Weinbrecht began years ago to transcribe the diaries in hopes of further preserving her family’s history. The family revisited them recently when her daughter Amy Patterson, 38, wanted to see what advice they could glean as they stayed indoors to stay safe from the pandemic.
Patterson, who works as a part-time reporter for the Geauga County Maple Leaf in Chardon, Ohio, wrote a piece for the newspaper about how the lessons learned from the 1918 flu could help readers conquer COVID-19.
“While a global pandemic shuttering schools and businesses feels like new territory, many of our families still bear the scars of the 1918 influenza pandemic,” she wrote.
Roughly 50 million people around the world died from the 1918 H1N1 flu pandemic, also referred to as the Spanish flu, according to the Centers for Disease Control and Prevention. In the United States alone, about 675,000 people were killed at the time.
Ohio has 14,694 confirmed cases of COVID-19 and 656 deaths from the novel coronavirus, according to the Ohio Department of Health. In the United States, as of Friday, there were 828,441 cases and 46,379 deaths overall, including probable cases and losses.
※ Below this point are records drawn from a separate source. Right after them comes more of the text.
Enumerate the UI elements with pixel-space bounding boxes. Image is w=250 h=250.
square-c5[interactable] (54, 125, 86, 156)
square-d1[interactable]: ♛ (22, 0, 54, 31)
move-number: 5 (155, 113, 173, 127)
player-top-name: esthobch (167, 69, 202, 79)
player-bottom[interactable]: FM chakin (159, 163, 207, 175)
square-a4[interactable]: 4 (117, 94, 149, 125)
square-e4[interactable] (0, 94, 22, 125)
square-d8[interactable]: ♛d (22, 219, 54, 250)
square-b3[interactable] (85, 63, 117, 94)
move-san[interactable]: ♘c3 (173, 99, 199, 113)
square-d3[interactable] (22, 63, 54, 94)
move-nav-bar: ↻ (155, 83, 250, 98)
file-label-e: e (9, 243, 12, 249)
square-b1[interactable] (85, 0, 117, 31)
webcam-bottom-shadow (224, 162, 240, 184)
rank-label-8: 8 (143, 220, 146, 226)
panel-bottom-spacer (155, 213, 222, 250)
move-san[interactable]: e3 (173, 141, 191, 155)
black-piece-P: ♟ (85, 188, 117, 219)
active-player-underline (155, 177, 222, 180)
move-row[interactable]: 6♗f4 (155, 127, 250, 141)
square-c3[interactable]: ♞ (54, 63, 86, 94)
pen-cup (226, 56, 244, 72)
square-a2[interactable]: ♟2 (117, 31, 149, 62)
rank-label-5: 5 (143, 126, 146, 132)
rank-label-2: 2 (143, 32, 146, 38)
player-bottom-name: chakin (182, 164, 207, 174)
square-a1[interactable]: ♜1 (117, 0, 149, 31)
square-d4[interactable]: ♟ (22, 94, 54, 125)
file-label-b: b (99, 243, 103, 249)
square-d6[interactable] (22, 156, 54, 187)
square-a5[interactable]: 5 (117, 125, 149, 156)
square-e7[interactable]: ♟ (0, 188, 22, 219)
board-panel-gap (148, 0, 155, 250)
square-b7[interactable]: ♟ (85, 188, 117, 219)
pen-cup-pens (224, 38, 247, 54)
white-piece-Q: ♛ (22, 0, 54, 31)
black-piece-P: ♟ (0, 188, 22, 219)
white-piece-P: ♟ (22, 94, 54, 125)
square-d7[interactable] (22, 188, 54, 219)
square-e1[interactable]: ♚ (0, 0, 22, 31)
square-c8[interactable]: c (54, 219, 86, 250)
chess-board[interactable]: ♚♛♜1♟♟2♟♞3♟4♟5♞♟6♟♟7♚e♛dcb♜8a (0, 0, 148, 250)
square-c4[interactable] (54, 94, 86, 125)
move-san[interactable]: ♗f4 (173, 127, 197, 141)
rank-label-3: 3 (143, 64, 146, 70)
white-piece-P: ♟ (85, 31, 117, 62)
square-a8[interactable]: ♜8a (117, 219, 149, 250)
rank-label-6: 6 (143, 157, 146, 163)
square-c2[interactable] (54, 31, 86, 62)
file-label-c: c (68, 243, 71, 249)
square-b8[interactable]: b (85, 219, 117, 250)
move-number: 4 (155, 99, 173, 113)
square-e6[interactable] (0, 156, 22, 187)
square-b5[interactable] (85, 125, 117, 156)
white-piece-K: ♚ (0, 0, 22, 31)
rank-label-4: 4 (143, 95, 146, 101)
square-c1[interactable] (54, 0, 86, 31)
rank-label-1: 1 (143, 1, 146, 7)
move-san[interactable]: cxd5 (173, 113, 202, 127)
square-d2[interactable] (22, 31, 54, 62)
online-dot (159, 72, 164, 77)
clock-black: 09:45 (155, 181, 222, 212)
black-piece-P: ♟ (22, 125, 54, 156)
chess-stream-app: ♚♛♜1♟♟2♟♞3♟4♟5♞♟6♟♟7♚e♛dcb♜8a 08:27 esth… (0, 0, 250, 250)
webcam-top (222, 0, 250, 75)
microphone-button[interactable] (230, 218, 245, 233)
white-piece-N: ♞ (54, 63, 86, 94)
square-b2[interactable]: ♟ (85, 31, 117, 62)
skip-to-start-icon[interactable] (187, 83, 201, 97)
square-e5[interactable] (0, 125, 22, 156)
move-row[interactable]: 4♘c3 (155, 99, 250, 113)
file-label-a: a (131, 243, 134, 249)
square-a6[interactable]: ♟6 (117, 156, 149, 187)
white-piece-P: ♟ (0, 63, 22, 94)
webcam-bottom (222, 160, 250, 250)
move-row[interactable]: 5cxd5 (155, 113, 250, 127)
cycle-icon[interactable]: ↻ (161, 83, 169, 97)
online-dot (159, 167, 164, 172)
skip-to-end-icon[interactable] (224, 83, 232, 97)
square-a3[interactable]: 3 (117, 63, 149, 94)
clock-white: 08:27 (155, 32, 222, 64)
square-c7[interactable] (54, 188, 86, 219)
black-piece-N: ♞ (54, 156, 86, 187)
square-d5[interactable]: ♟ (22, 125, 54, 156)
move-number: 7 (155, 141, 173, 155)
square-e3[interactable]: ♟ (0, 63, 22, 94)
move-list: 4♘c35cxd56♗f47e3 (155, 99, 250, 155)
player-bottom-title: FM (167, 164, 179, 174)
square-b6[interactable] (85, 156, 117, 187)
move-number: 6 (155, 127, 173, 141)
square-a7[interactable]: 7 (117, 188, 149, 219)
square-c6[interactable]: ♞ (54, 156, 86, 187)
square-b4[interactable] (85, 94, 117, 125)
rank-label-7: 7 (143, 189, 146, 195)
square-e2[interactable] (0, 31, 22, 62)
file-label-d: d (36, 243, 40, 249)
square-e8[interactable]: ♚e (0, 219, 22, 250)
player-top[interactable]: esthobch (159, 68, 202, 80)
Ohio and many other states have issued stay-at-home orders, with a small number of states opting not to issue such restrictions.
As the world grapples with the coronavirus pandemic and quarantines, Patterson felt that looking back into her family’s history might bring some hope, connection and perspective.
Patterson, who has two sons, ages 9 and 11, decided to read through some of the entries to see how they related to her own family’s experiences now.
“It just felt like a really good time to evaluate how bad this is, compared to how bad our ancestors had it,” Patterson said over the phone from Chardon.
In one entry, Cox wrote about cooking and how her husband, Henry, shucked corn.
“I baked bread and sugar cakes and picked mangoes,” she wrote on Monday, Oct. 28, 1918. “Then the children and I went to town in [the] evening after some more medicine to prevent influenza.”
Patterson recalled how her great-great-grandmother’s younger brother was away serving in the war, how school and church had been closed due to flu precautions, yet Cox continued doing farm work and putting her family first.
“My kids are struggling with not being connected to their friends at school,” Patterson said. “It’s that time of life like, they’re learning how to be social and having been forced to do that in person to doing it across the screen is not ideal, but I feel that we’re almost more connected than we were before.”
She credits Grandma Cox’s story for some of that. “We’re sending these family photos back and forth. My kids are asking questions about our family, because of this story,” she said.
In another diary entry, Cox described what seemed to be a normal day, what the family ate — she baked a cake and some bread, she took a trip into town with the children — a typical November day that was “clear” but had a “very cold wind.” The entry concludes with one sentence about the passing of 14-year-old Mary who succumbed to the flu. A very stark reminder of the virus that was taking a toll on her community.
Then the following month, she recorded the names of more lives lost to influenza.
“But, between the deaths and funerals adding up on Lucy’s ledger, she also recorded signs of everyday life – visits to town, minor injuries to the children and several weddings – in a sign that life was still moving forward, even in the midst of a world at war,” Patterson wrote.
Weinbrecht, who owns a bookstore called Jane Austen Books with her two daughters, said she has been transcribing and digitizing the decades of diaries. So far, she’s up to 1935.
“They can’t stop. Even when [Grandma Cox] says, ‘Oh, I feel really bad,’ she just has to keep going,” Weinbrecht said.